🤖 AI Summary
This work addresses the challenging task of open-vocabulary, instance-agnostic video object segmentation—where object categories are unconstrained, instance counts vary dynamically, and segmentation is guided by only a single frame or few-shot annotations. We propose a novel framework leveraging pretrained text-to-image diffusion models for the first time in video segmentation. Our method introduces latent-space semantic guidance, optical-flow-driven inter-frame propagation, adaptive mask disentanglement, and re-ranking to generate temporally coherent, pixel-accurate masks across frames. Compared to state-of-the-art methods, our approach achieves +4.2% mAP on DAVIS and +3.8% mAP on YouTube-VOS. It supports zero-shot generalization to unseen categories and enables interactive, real-time mask editing. By unifying generative priors with video-specific motion modeling, our framework significantly enhances flexibility and robustness for fine-grained video segmentation in open-world scenarios.
📝 Abstract
Segmenting an object in a video presents significant challenges.
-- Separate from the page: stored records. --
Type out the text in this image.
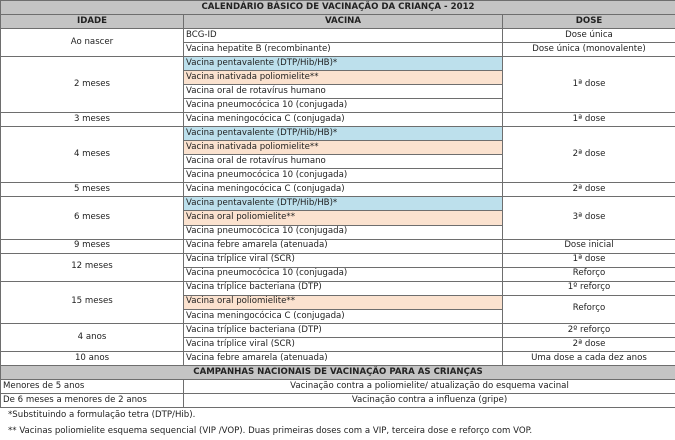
CALENDÁRIO BÁSICO DE VACINAÇÃO DA CRIANÇA - 2012		
IDADE	VACINA	DOSE
Ao nascer	BCG-ID	Dose única
	Vacina hepatite B (recombinante)	Dose única (monovalente)
2 meses	Vacina pentavalente (DTP/Hib/HB)*	1ª dose
	Vacina inativada poliomielite**	
	Vacina oral de rotavírus humano	
	Vacina pneumocócica 10 (conjugada)	
3 meses	Vacina meningocócica C (conjugada)	1ª dose
4 meses	Vacina pentavalente (DTP/Hib/HB)*	2ª dose
	Vacina inativada poliomielite**	
	Vacina oral de rotavírus humano	
	Vacina pneumocócica 10 (conjugada)	
5 meses	Vacina meningocócica C (conjugada)	2ª dose
6 meses	Vacina pentavalente (DTP/Hib/HB)*	3ª dose
	Vacina oral poliomielite**	
	Vacina pneumocócica 10 (conjugada)	
9 meses	Vacina febre amarela (atenuada)	Dose inicial
12 meses	Vacina tríplice viral (SCR)	1ª dose
	Vacina pneumocócica 10 (conjugada)	Reforço
15 meses	Vacina tríplice bacteriana (DTP)	1º reforço
	Vacina oral poliomielite**	Reforço
	Vacina meningocócica C (conjugada)	
4 anos	Vacina tríplice bacteriana (DTP)	2º reforço
	Vacina tríplice viral (SCR)	2ª dose
10 anos	Vacina febre amarela (atenuada)	Uma dose a cada dez anos
CAMPANHAS NACIONAIS DE VACINAÇÃO PARA AS CRIANÇAS		
Menores de 5 anos	Vacinação contra a poliomielite/ atualização do esquema vacinal	
De 6 meses a menores de 2 anos	Vacinação contra a influenza (gripe)	
*Substituindo a formulação tetra (DTP/Hib).
** Vacinas poliomielite esquema sequencial (VIP /VOP). Duas primeiras doses com a VIP, terceira dose e reforço com VOP.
Each pixel must be accurately labelled, and these labels must remain consistent across frames. The difficulty increases when the segmentation is with arbitrary granularity, meaning the number of segments can vary arbitrarily, and masks are defined based on only one or a few sample images. In this paper, we address this issue by employing a pre-trained text to image diffusion model supplemented with an additional tracking mechanism. We demonstrate that our approach can effectively manage various segmentation scenarios and outperforms state-of-the-art alternatives.